Casamecocci a Vignanello e le prime tre annate del Malandrino

Ho bei ricordi di Vignanello, anche se adombrati da una multa per divieto di sosta in una giornata in cui il paese era in festa e trovare parcheggio era praticamente impossibile. Ricordo il bellissimo Palazzo Ruspoli con i suoi giardini, motivo della mia visita, mi riferisco ad una ventina di anni fa.
Questo solo per dire che allora i vini che si potevano trovare nella zona erano ben diversi da quelli di oggi, è bene sottolinearlo, perché in questo lasso di tempo sono cambiate tante cose, anche se in ritardo gran parte del Lazio ha preso la giusta direzione verso la qualità e la ricerca; oggi è possibile trovare eccellenti vini dal Frusinate al Viterbese, dai Castelli Romani al Reatino. Ci sono ancora zone che non hanno trovato la spinta per il cambiamento, forse per mancanza di un’azienda trainante, ma sono davvero una minoranza.
Tornando a Vignanello, quattro anni fa, giusto prima dell’arrivo di quel virus che ha cambiato la nostra vita, due giovani vignaioli, Giacomo Andreocci e Marcello Lagrimanti, avviano un progetto di recupero di una tradizione vinicola che in questo territorio, che si estende a sud-est di Viterbo alle falde orientali dei Monti Cimini, ha antiche origini. Come in gran parte del Lazio, anche qui siamo in zona vulcanica, testimoniata dalle tracce magmatiche e morfologiche indotte dall’attività dei vulcani Cimino e Vico (oggi ricoperto da un lago) tra 1.300.000 e 100.000 anni fa.

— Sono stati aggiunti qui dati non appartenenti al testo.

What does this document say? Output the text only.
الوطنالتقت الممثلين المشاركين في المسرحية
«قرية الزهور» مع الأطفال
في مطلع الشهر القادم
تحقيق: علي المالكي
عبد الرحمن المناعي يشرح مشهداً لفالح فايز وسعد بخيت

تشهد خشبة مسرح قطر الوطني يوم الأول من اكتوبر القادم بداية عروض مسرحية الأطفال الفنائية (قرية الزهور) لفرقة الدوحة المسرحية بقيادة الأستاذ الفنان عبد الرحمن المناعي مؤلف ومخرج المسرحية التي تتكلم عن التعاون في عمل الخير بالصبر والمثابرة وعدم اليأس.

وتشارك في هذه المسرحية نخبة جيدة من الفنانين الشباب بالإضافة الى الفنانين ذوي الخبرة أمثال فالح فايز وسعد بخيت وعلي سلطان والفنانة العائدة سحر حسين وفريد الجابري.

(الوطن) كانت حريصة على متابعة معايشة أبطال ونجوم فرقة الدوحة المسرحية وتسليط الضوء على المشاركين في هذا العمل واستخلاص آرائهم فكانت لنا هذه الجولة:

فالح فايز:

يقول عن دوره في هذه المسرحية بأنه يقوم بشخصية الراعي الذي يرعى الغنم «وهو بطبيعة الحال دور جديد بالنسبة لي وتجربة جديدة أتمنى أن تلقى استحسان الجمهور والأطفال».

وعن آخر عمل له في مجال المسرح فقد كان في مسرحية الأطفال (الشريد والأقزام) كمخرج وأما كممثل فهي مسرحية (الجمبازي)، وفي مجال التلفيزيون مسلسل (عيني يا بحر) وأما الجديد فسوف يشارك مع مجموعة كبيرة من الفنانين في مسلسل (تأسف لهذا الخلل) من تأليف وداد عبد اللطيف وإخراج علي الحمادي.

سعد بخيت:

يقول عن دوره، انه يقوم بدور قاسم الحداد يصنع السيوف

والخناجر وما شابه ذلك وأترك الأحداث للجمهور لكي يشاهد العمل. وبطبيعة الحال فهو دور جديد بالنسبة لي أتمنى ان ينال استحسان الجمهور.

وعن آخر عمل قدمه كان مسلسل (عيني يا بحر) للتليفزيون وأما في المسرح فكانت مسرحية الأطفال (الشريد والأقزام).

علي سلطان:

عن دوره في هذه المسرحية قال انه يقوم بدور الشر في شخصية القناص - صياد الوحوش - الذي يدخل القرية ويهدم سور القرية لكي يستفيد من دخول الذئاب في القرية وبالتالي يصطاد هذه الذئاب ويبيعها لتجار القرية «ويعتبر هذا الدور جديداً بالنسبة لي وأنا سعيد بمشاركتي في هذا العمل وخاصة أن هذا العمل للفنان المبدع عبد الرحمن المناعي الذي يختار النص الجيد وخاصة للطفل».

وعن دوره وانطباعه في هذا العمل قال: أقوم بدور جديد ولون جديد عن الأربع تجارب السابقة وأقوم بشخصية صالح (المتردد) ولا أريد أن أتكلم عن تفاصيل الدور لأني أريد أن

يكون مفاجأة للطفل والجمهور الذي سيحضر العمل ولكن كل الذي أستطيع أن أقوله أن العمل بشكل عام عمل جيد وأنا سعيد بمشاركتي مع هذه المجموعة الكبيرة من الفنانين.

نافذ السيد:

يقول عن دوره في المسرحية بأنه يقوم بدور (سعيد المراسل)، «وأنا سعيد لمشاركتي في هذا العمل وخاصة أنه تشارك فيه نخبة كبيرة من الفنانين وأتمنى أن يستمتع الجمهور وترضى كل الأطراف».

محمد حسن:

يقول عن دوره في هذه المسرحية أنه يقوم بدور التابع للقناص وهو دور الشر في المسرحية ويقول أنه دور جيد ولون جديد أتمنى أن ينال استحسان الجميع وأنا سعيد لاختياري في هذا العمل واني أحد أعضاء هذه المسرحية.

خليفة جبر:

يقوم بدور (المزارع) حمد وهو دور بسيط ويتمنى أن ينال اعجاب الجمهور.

Primo passo da fare puntare sui vitigni autoctoni, la località Casamecocci diventa la base su cui lavorare, il vigneto risiede lì dal lontano 1950 e oggi dà vita al Malandrino, primo vino aziendale ottenuto da trebbiano per il 70%, malvasia bianca 15%, greco di Vignanello 10% e grechetto 5%. La raccolta si svolge mediamente nella seconda decade di settembre, dopo la pressatura il mosto fiore è ottenuto tramite decantazione statica a freddo; la fermentazione si svolge a temperatura controllata e il vino permane a contatto con le fecce per circa 6 mesi, in acciaio, con periodici batonnages.
Di seguito le mie impressioni sulle prime tre annate prodotte:

2019 (13% vol.) – non mi soffermerò sul colore poiché non riscontro quasi differenza fra i tre vini, che si attestano su un paglierino medio con nuances verdoline; dopo un’iniziale sensazione di rusticità, il 2019 si è aperto molto bene a note di ginestra, biancospino, cedro, pesca ed erbe aromatiche. Al gusto ha una freschezza ben integrata con il frutto, la componente agrumata è giustamente matura, priva di certi eccessi citrini che si colgono spesso nei bianchi d’annata; una delicata vena sapida accompagna un finale altrettanto delicato di mandorla.
2020 (13% vol.) – meno marcato dalla componente agrumata, spinge su fieno ed erbe di campo, leggera salvia, maggiorana, susina; al palato mostra già un buon equilibrio e un frutto ampio ben sorretto dall’acidità, come nel precedente rivela una bevibilità estremamente piacevole, con sensazioni che rimandano ai tanto dibattuti sentori minerali.
2021 (13% vol.) – nonostante qualche differenza fra le tre annate, il timbro rimane riconoscibile, parliamo davvero di piccole cose, qui l’agrume si esprime con maggior vigore ma è del tutto logico, è più “verde”, vira verso mapo e limone, anche all’assaggio conferma tutta la sua giovinezza nella trama agrumata spiccata, ma già promettendo un ampio spettro di fiori ed erbe aromatiche.
Nel complesso ho avuto l’impressione di un vino che di anno in anno è meglio compreso dagli autori, più preciso, nitido, rifinito, ma la 2019 al momento è quella che ha la beva più trascinante, ha già una bella complessità e lunghezza, è il vino da bere adesso, mentre la 2021 chiede almeno un altro anno per essere apprezzata appieno. Vini comunque espressivi, ben fatti, molto territoriali e onesti, espressione di antiche terre interpretate al meglio con le conoscenze di oggi.